Speaking of possible scams, I bought a a $50 pack of meat from Omaha Steaks out of curiosity. It seemed to be not a terrible deal, like 9 meals worth of protein.
Edited by Big Pun - 2/3/16 at 1:48pm
post #21253 of 24089
We don't get too many salespeople coming to our door, but most of them come from the "pity me and my hard-knock life story" school of door-to-door sales (mostly for magazine subscriptions). As far as I can tell, the only sales strategy these people are taught is to 1) have a story of personal woe (single motherhood seems to be popular) coupled with 2) the ability to speak almost forever without stopping to take a breath (which would give the other person a split second to say "no thanks").
post #21254 of 24089

post #21255 of 24089
Quote:
Originally Posted by Big Pun View Post

After he demanded the pop back I was going to ask if I was no longer considered a nice person, and then slam the door in his face, but that would've been too cruel.

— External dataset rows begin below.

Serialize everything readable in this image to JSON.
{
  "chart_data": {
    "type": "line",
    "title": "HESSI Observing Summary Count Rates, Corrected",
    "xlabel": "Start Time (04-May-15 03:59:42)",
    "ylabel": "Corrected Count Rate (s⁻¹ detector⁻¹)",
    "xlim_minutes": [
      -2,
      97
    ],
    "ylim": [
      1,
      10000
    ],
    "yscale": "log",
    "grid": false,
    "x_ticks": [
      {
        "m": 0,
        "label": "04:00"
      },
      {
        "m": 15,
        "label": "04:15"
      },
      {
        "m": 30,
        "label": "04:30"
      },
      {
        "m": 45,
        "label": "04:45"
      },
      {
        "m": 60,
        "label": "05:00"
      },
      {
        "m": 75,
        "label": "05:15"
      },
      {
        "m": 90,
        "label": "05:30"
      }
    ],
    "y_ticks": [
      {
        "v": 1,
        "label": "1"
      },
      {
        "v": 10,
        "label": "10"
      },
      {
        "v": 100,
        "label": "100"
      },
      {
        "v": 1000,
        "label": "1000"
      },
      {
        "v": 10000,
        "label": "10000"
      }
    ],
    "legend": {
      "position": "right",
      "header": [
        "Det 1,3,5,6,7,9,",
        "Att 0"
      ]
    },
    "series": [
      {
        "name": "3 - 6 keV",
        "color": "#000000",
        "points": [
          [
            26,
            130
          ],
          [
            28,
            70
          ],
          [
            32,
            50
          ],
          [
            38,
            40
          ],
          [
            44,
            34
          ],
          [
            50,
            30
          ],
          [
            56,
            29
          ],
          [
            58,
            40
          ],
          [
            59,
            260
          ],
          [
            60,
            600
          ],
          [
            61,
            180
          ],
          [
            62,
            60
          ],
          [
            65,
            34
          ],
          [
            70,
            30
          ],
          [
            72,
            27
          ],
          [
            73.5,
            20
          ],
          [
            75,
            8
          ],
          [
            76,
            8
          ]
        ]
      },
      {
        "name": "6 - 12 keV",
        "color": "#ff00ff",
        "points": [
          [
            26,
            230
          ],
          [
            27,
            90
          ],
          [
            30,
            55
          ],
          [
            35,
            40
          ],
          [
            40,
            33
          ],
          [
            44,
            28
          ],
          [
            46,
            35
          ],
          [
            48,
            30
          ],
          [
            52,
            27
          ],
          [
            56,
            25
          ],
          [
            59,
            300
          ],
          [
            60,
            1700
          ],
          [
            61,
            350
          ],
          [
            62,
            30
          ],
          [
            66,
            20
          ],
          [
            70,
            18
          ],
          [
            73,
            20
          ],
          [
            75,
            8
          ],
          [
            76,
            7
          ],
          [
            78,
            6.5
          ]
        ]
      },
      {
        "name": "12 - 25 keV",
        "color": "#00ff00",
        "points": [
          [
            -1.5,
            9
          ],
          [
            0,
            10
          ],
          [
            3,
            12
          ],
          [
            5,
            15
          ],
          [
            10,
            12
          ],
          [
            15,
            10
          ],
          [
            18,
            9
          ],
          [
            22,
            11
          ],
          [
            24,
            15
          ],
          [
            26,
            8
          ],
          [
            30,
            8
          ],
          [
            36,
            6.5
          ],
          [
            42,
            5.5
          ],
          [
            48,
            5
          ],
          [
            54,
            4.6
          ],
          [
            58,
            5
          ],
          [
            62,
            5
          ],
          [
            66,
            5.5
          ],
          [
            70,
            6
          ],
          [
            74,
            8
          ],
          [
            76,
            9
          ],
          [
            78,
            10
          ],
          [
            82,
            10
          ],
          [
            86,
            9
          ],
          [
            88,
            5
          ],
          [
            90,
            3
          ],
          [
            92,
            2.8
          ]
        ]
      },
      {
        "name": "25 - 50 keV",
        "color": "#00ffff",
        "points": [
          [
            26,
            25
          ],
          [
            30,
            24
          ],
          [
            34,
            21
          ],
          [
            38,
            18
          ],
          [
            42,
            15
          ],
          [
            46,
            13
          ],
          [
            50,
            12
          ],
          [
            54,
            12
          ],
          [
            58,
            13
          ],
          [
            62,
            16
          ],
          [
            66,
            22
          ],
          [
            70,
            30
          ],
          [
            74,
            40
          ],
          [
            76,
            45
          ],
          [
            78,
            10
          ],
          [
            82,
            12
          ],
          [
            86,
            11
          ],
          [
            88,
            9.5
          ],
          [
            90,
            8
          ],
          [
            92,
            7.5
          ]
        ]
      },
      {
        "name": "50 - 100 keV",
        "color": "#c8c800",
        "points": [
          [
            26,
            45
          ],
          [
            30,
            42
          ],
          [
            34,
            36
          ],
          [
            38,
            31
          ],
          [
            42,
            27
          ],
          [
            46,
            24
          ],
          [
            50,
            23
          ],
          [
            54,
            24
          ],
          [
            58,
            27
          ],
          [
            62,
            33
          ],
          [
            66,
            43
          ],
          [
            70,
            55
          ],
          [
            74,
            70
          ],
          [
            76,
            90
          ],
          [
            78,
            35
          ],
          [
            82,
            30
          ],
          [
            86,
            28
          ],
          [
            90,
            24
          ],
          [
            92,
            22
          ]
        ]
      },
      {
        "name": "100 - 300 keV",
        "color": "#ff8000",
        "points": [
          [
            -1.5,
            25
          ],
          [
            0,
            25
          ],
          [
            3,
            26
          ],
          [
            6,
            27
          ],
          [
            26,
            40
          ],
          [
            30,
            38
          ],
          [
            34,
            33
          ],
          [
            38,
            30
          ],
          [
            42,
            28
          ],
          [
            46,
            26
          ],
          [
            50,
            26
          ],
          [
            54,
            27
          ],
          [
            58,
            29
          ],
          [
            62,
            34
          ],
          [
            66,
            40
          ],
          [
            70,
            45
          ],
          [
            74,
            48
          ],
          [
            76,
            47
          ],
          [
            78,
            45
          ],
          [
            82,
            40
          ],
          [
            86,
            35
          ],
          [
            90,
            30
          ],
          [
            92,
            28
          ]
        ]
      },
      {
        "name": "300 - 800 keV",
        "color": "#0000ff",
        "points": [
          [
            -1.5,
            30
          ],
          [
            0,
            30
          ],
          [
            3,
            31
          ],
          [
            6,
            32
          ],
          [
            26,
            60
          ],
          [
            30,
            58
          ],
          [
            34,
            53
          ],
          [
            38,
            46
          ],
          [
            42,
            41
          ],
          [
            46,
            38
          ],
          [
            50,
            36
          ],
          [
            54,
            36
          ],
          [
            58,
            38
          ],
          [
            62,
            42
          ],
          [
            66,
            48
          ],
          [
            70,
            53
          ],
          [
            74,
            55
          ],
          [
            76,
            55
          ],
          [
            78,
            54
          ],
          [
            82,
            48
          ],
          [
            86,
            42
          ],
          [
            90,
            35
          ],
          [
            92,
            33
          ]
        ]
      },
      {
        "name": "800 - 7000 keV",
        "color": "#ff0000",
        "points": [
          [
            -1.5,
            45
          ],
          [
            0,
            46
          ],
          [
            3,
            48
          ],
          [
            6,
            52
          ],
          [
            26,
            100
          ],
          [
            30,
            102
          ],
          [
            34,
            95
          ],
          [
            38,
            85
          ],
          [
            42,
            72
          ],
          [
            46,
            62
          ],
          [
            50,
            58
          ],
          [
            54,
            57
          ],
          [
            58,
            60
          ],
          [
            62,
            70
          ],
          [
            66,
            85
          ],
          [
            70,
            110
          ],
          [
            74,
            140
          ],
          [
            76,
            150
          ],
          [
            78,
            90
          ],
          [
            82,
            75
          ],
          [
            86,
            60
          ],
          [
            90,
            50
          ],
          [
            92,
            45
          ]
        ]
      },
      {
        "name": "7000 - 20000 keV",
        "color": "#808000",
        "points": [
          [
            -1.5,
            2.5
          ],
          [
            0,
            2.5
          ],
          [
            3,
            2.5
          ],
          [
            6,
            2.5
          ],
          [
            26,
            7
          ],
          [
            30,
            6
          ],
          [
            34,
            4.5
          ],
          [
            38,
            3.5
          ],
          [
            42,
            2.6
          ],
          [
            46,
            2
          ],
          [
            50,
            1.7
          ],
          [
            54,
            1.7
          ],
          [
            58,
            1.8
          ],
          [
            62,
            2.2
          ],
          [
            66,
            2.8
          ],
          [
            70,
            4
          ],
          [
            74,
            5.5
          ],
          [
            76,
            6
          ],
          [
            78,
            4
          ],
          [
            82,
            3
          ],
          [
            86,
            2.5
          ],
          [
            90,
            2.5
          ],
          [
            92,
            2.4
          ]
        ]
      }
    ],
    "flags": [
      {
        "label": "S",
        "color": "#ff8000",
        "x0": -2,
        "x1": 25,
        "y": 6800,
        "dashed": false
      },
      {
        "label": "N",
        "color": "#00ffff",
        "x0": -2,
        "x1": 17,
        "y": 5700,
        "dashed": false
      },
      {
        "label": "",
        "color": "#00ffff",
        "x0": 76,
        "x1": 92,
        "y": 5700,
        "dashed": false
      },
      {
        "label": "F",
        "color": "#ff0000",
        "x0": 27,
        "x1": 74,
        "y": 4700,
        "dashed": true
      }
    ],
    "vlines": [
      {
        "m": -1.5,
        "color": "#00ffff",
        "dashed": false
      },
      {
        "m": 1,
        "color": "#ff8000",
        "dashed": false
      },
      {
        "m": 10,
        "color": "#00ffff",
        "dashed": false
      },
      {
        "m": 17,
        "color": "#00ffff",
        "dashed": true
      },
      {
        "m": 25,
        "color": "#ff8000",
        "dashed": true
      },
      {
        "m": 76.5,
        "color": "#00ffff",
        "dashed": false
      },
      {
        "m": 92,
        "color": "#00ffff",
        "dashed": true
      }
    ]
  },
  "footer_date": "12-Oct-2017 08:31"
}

Speaking of possible scams, I bought a a $50 pack of meat from Omaha Steaks out of curiosity. It seemed to be not a terrible deal, like 9 meals worth of protein.



We were gifted some once.  The steaks were good - not the best I have ever had, but better than average.  They're just going to spam the hell out of you to buy more.

 

Edit: they also do the obnoxious JAB style 32583257238957% off type advertising.